We came to know— nous connûmes , to use a Flaubertian intonation—the stone cottages under enormous Chateaubriandesque trees, the brick unit, the adobe unit, the stucco court, on what the Tour Book of the Automobile Association describes as “shaded” or “spacious” or “landscaped” grounds. The log kind, finished in knotty pine, reminded Lo, by its golden-brown glaze, of fried-chicken bones.

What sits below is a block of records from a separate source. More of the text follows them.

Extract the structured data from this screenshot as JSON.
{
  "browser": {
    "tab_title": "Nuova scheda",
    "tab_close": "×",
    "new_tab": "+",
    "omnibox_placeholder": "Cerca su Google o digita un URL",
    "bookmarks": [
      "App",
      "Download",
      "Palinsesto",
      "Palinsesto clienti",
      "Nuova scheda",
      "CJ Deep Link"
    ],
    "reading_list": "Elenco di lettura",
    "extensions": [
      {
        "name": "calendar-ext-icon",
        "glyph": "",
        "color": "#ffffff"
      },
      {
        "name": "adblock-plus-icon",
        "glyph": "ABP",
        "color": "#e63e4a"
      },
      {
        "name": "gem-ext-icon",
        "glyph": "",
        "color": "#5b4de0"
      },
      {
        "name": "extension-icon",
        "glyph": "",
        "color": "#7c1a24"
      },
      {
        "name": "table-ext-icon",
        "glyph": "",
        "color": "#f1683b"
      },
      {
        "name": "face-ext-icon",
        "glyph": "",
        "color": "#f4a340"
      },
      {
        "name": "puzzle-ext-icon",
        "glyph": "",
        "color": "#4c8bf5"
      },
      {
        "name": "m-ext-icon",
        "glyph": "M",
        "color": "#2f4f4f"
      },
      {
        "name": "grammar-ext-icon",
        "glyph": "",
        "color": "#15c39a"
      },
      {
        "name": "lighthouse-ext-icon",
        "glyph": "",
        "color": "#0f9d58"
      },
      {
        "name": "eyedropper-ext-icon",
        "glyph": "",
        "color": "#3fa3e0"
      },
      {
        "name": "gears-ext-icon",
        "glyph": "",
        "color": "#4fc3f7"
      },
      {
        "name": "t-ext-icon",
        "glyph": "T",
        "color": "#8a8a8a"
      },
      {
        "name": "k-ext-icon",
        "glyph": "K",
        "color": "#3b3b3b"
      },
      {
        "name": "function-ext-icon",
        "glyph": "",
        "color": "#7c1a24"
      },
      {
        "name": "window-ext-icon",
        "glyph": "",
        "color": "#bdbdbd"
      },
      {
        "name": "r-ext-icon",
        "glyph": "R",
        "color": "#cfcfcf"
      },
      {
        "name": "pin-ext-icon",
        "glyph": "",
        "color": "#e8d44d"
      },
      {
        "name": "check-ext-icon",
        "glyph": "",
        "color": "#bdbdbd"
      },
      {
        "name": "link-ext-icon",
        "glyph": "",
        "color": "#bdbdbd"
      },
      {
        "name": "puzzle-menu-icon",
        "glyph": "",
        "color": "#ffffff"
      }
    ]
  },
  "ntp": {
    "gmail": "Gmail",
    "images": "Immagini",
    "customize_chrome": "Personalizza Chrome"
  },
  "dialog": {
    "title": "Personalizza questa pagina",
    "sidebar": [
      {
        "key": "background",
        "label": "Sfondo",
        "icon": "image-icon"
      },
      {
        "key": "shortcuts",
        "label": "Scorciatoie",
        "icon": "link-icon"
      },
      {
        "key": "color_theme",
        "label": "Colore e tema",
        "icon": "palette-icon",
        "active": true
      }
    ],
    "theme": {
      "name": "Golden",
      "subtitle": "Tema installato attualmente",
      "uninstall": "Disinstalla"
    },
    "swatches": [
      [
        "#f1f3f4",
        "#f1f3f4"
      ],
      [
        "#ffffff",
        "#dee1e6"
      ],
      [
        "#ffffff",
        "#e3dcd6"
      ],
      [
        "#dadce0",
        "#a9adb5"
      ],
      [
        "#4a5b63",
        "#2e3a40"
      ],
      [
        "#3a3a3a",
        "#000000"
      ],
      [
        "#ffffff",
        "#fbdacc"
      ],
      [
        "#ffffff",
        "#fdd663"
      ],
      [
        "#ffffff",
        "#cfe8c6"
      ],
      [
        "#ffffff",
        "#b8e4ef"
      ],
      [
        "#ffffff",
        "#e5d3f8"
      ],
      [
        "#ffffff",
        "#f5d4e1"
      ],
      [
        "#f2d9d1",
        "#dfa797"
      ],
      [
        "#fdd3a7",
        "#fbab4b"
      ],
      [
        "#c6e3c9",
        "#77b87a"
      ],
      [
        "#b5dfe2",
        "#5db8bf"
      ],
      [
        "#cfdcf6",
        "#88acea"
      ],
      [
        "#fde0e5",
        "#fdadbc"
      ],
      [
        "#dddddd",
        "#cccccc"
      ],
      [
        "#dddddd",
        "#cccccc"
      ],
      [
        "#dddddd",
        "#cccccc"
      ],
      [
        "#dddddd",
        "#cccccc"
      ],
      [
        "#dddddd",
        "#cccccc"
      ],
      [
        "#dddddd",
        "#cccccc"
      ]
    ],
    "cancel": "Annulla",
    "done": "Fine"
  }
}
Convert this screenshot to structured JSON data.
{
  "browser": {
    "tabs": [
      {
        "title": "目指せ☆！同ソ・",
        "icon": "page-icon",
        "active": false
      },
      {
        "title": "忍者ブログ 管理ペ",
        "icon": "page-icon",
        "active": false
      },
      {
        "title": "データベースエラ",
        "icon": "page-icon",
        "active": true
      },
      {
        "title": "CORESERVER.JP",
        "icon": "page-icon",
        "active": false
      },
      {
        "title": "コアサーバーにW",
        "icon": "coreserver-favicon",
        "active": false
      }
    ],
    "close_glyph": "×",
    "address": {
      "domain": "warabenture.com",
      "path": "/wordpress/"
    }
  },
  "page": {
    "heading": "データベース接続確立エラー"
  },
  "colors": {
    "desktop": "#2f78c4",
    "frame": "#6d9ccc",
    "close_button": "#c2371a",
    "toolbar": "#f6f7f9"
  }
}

We held in contempt the plain whitewashed clapboard Kabins, with their faint sewerish smell or some other gloomy self-conscious stench and nothing to boast of (except “good beds”), and an unsmiling landlady always prepared to have her gift (“… well, I could give you … ”) turned down.
Nous connûmes (this is royal fun) the would-be enticements of their repetitious names—all those Sunset Motels, U-Beam Cottages, Hillcrest Courts, Pine View Courts, Mountain View Courts, Skyline Courts, Park Plaza Courts, Green Acres, Mac’s Courts. There was sometimes a special line in the write-up, such as “Children welcome, pets allowed” ( You are welcome, you are allowed). The baths were mostly tiled showers, with an endless variety of spouting mechanisms, but with one definitely non-Laodicean characteristic in common, a propensity, while in use, to turn instantly beastly hot or blindingly cold upon you, depending on whether your neighbor turned on his cold or his hot to deprive you of a necessary complement in the shower you had so carefully blended. …
Nous connûmes the various types of motor court operators, the reformed criminal, the retired teacher and the business flop, among the males; and the motherly, pseudo-ladylike and madamic variants among the females. And sometimes trains would cry in the monstrously hot and humid night with heartrending and ominous plangency, mingling power and hysteria in one desperate scream.